When Purists hear this, they revolt. Anything that goes beyond what’s necessary smacks of waste, frivolity, and superficiality.
It’s icing instead of cake.
But let me just say that while cake is good, cake is much, much better with icing.
Some people love un-iced cake, just like some people like to watch pitcher Brad Penny stand in a batter’s box and look like an ostrich holding a broom while the opposing pitcher throws three flaming meteorites by him until he gets to go sit down again.
Some of these icing-free folks are in classical music and just keep getting angrier that the world doesn’t bow down to the greatness and virtuousity of great and virtuous classical musicians who they can name, but no one else can.
Some of these Puritans are in rock music and desperately want that world in which the person on the stage is singing just the right rebel song to make them feel like they can change the world again.
To them, I say that the world is still changeable. That possibility has not left the building.
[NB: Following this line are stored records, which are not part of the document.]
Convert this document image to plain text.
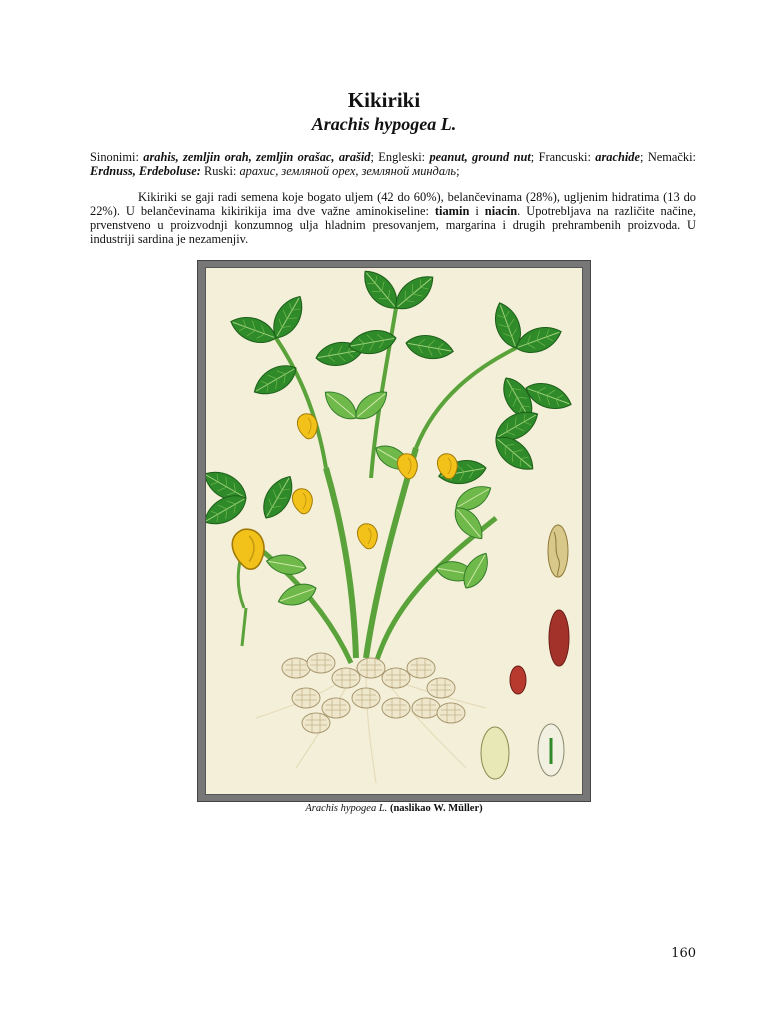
Kikiriki
Arachis hypogea L.
Sinonimi: arahis, zemljin orah, zemljin orašac, arašid; Engleski: peanut, ground nut; Francuski: arachide; Nemački: Erdnuss, Erdeboluse: Ruski: арахис, земляной орех, земляной миндаль;
Kikiriki se gaji radi semena koje bogato uljem (42 do 60%), belančevinama (28%), ugljenim hidratima (13 do 22%). U belančevinama kikirikija ima dve važne aminokiseline: tiamin i niacin. Upotrebljava na različite načine, prvenstveno u proizvodnji konzumnog ulja hladnim presovanjem, margarina i drugih prehrambenih proizvoda. U industriji sardina je nezamenjiv.
Arachis hypogea L. (naslikao W. Müller)
160
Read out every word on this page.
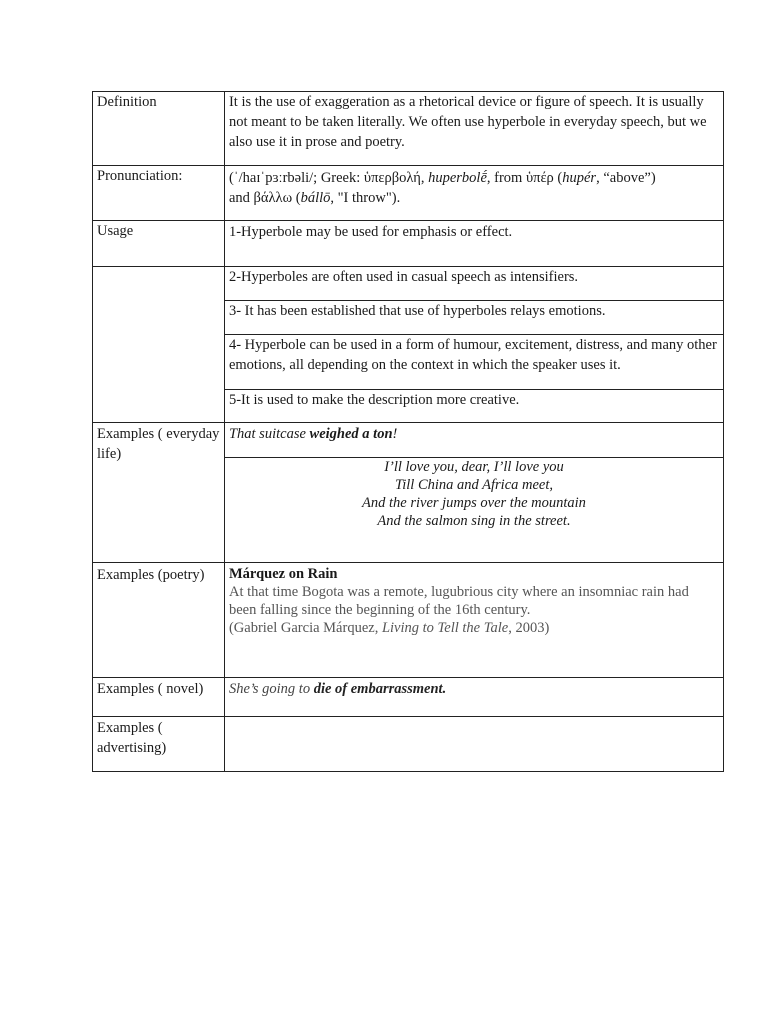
Definition	It is the use of exaggeration as a rhetorical device or figure of speech. It is usually not meant to be taken literally. We often use hyperbole in everyday speech, but we also use it in prose and poetry.
Pronunciation:	(ˈ/haɪˈpɜːrbəli/; Greek: ὑπερβολή, huperbolḗ, from ὑπέρ (hupér, “above”)
and βάλλω (bállō, "I throw").
Usage	1-Hyperbole may be used for emphasis or effect.
	2-Hyperboles are often used in casual speech as intensifiers.
	3- It has been established that use of hyperboles relays emotions.
	4- Hyperbole can be used in a form of humour, excitement, distress, and many other emotions, all depending on the context in which the speaker uses it.
	5-It is used to make the description more creative.
Examples ( everyday life)	That suitcase weighed a ton!

	I’ll love you, dear, I’ll love you
Till China and Africa meet,
And the river jumps over the mountain
And the salmon sing in the street.

Examples (poetry)	Márquez on Rain
At that time Bogota was a remote, lugubrious city where an insomniac rain had been falling since the beginning of the 16th century.
(Gabriel Garcia Márquez, Living to Tell the Tale, 2003)

Examples ( novel)	She’s going to die of embarrassment.
Examples ( advertising)	
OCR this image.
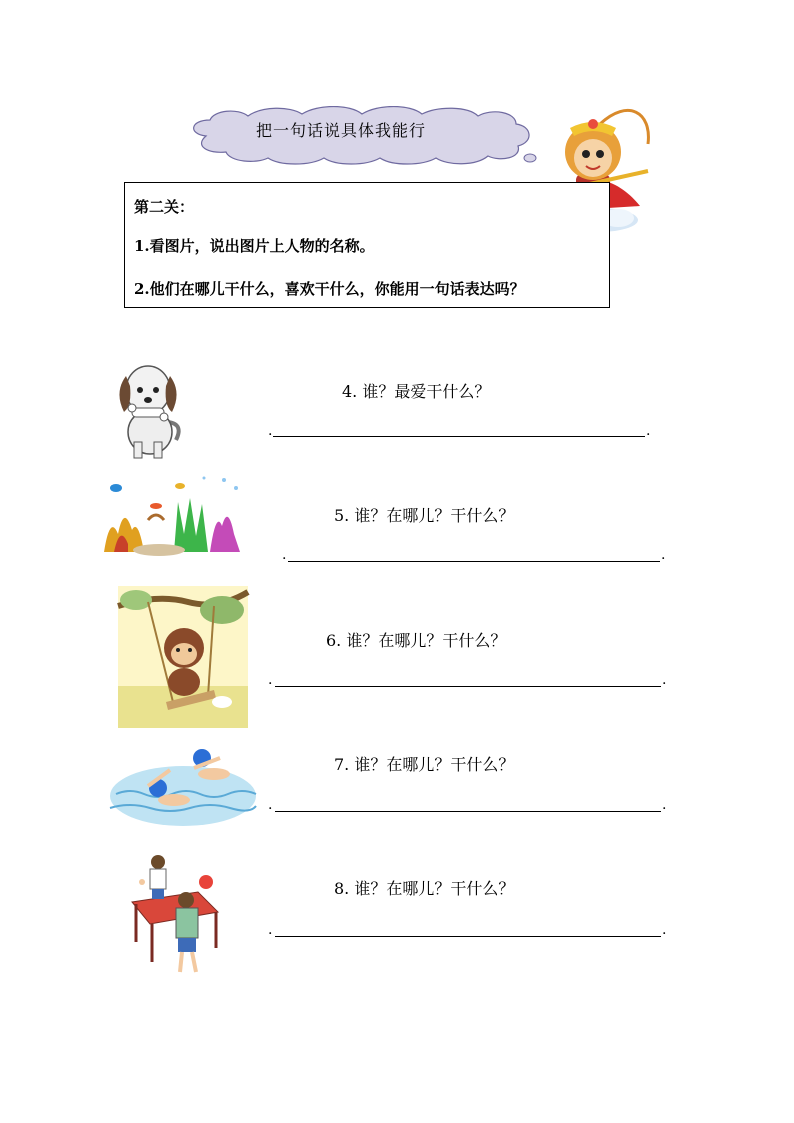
把一句话说具体我能行
第二关：
1.看图片，说出图片上人物的名称。
2.他们在哪儿干什么，喜欢干什么，你能用一句话表达吗？
4. 谁？最爱干什么？
.	.
5. 谁？在哪儿？干什么？
.	.
6. 谁？在哪儿？干什么？
.	.
7. 谁？在哪儿？干什么？
.	.
8. 谁？在哪儿？干什么？
.	.
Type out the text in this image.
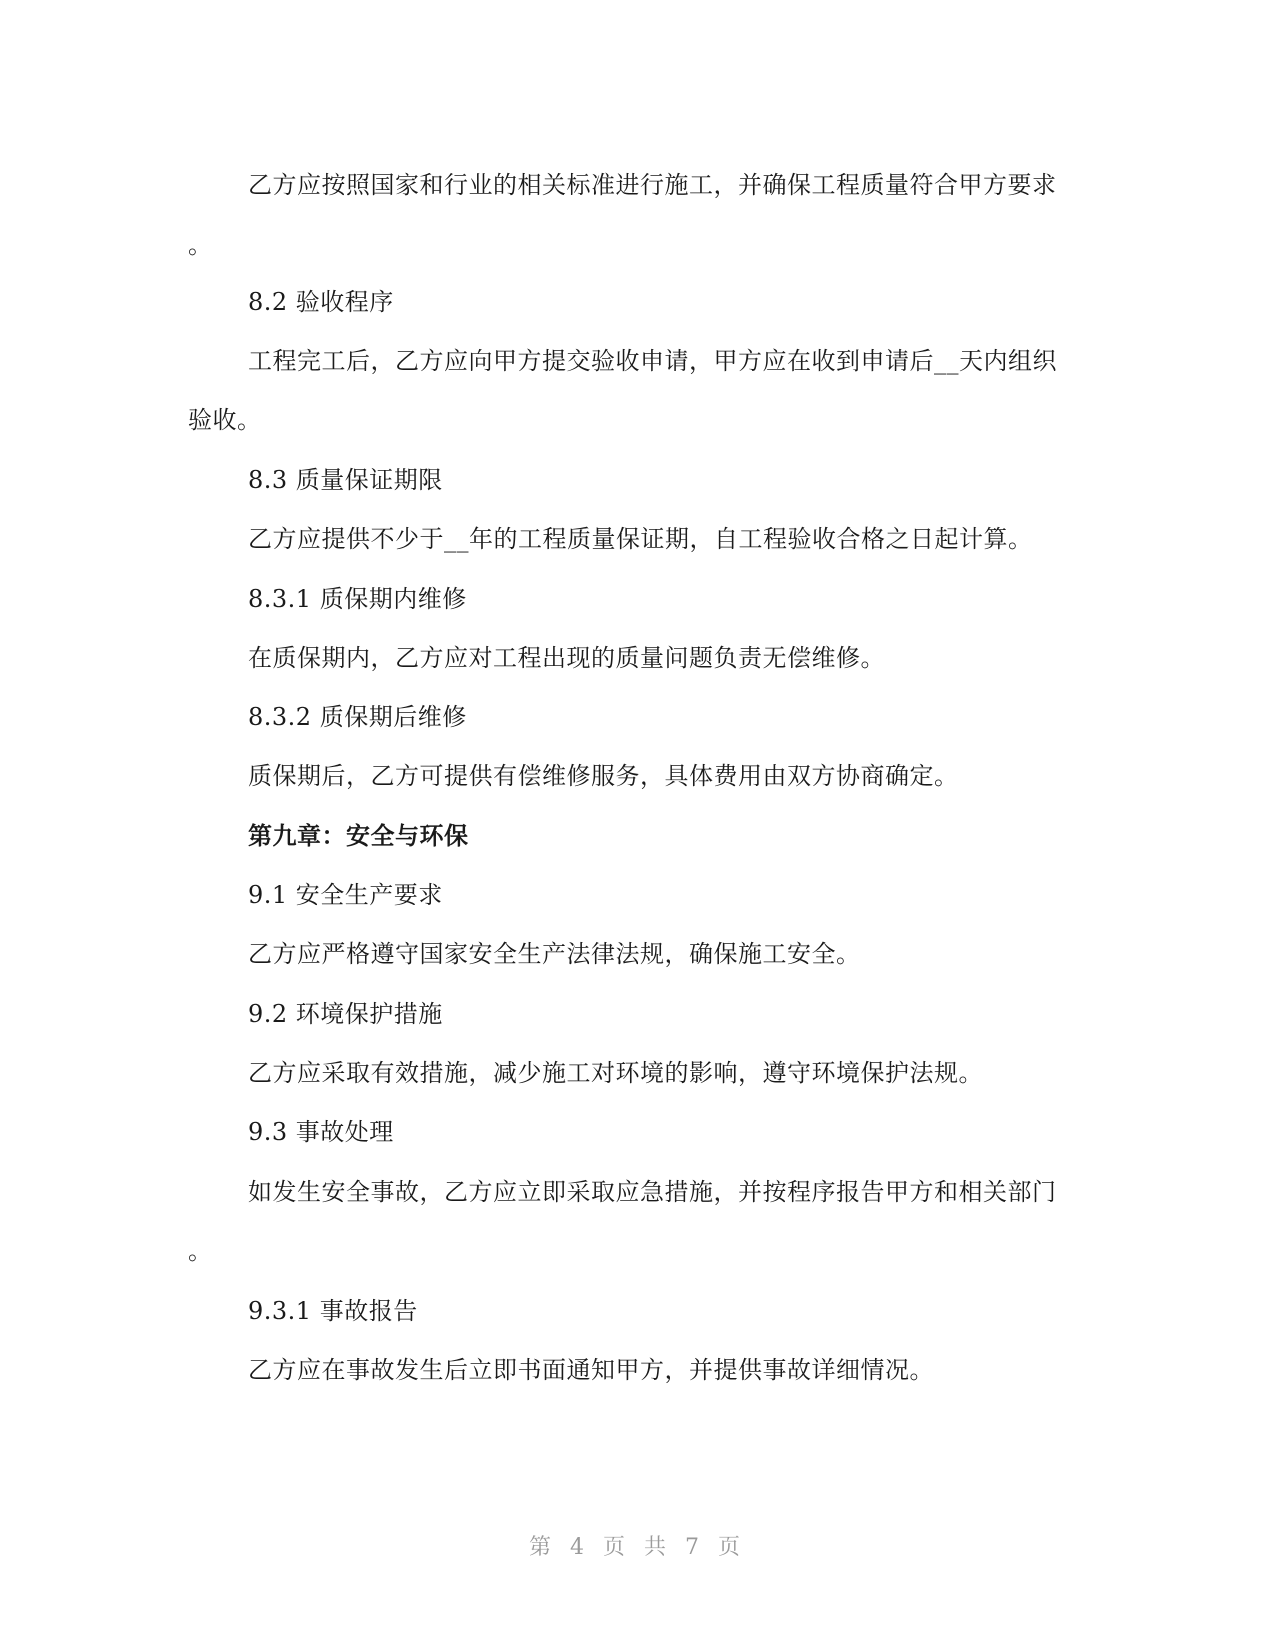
乙方应按照国家和行业的相关标准进行施工，并确保工程质量符合甲方要求
。
8.2 验收程序
工程完工后，乙方应向甲方提交验收申请，甲方应在收到申请后__天内组织
验收。
8.3 质量保证期限
乙方应提供不少于__年的工程质量保证期，自工程验收合格之日起计算。
8.3.1 质保期内维修
在质保期内，乙方应对工程出现的质量问题负责无偿维修。
8.3.2 质保期后维修
质保期后，乙方可提供有偿维修服务，具体费用由双方协商确定。
第九章：安全与环保
9.1 安全生产要求
乙方应严格遵守国家安全生产法律法规，确保施工安全。
9.2 环境保护措施
乙方应采取有效措施，减少施工对环境的影响，遵守环境保护法规。
9.3 事故处理
如发生安全事故，乙方应立即采取应急措施，并按程序报告甲方和相关部门
。
9.3.1 事故报告
乙方应在事故发生后立即书面通知甲方，并提供事故详细情况。
第 4 页 共 7 页
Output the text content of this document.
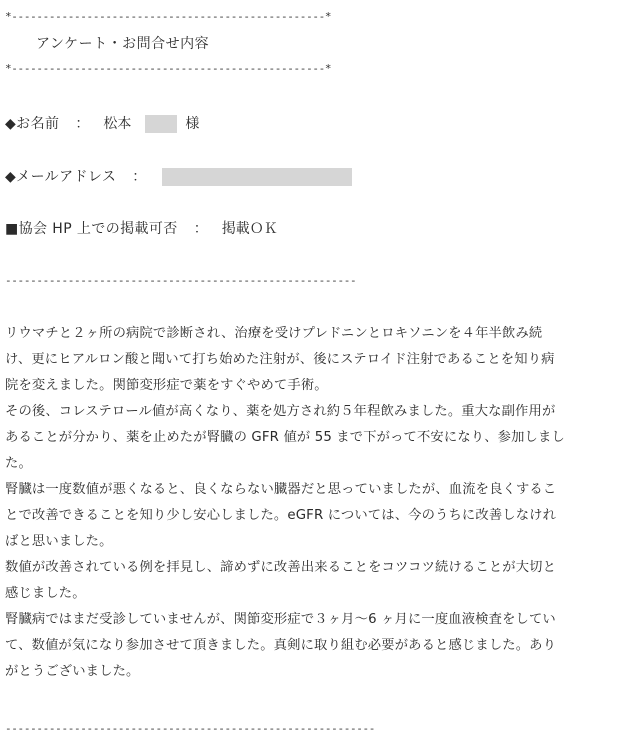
*--------------------------------------------------*
アンケート・お問合せ内容
*--------------------------------------------------*
◆お名前 ： 松本	様
◆メールアドレス ：
■協会 HP 上での掲載可否 ： 掲載ＯＫ
--------------------------------------------------------
リウマチと２ヶ所の病院で診断され、治療を受けプレドニンとロキソニンを４年半飲み続
け、更にヒアルロン酸と聞いて打ち始めた注射が、後にステロイド注射であることを知り病
院を変えました。関節変形症で薬をすぐやめて手術。
その後、コレステロール値が高くなり、薬を処方され約５年程飲みました。重大な副作用が
あることが分かり、薬を止めたが腎臓の GFR 値が 55 まで下がって不安になり、参加しまし
た。
腎臓は一度数値が悪くなると、良くならない臓器だと思っていましたが、血流を良くするこ
とで改善できることを知り少し安心しました。eGFR については、今のうちに改善しなけれ
ばと思いました。
数値が改善されている例を拝見し、諦めずに改善出来ることをコツコツ続けることが大切と
感じました。
腎臓病ではまだ受診していませんが、関節変形症で３ヶ月〜6 ヶ月に一度血液検査をしてい
て、数値が気になり参加させて頂きました。真剣に取り組む必要があると感じました。あり
がとうございました。
-----------------------------------------------------------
It’s just different now, and no amount of genuine heart-rending vocals or virtuoso guitar work is going to change that. It will never be 1974 again, until another earth and heaven pass away and a new one, just like this one, comes around again, and then it becomes 1974.
Most people like cake with icing. In fact, if you told the people in your office right now that there was cake in conference room A with chocolate icing and a cake in conference room B that was “pure” cake, I know where you’d find the crowd.
For some people, picking the ‘pure’ is about despising the crowd, or worse still, flattering oneself.
Fair enough. You can do and think what you want. If it’s satisfying to build yourself up as a perceptive rebel, above the teeming masses who like icing, go for it. It’s natural.
But then don’t complain about being unpopular. If you hold people in contempt, they get that.
Even if your contempt is dressed up in pretensions of purity.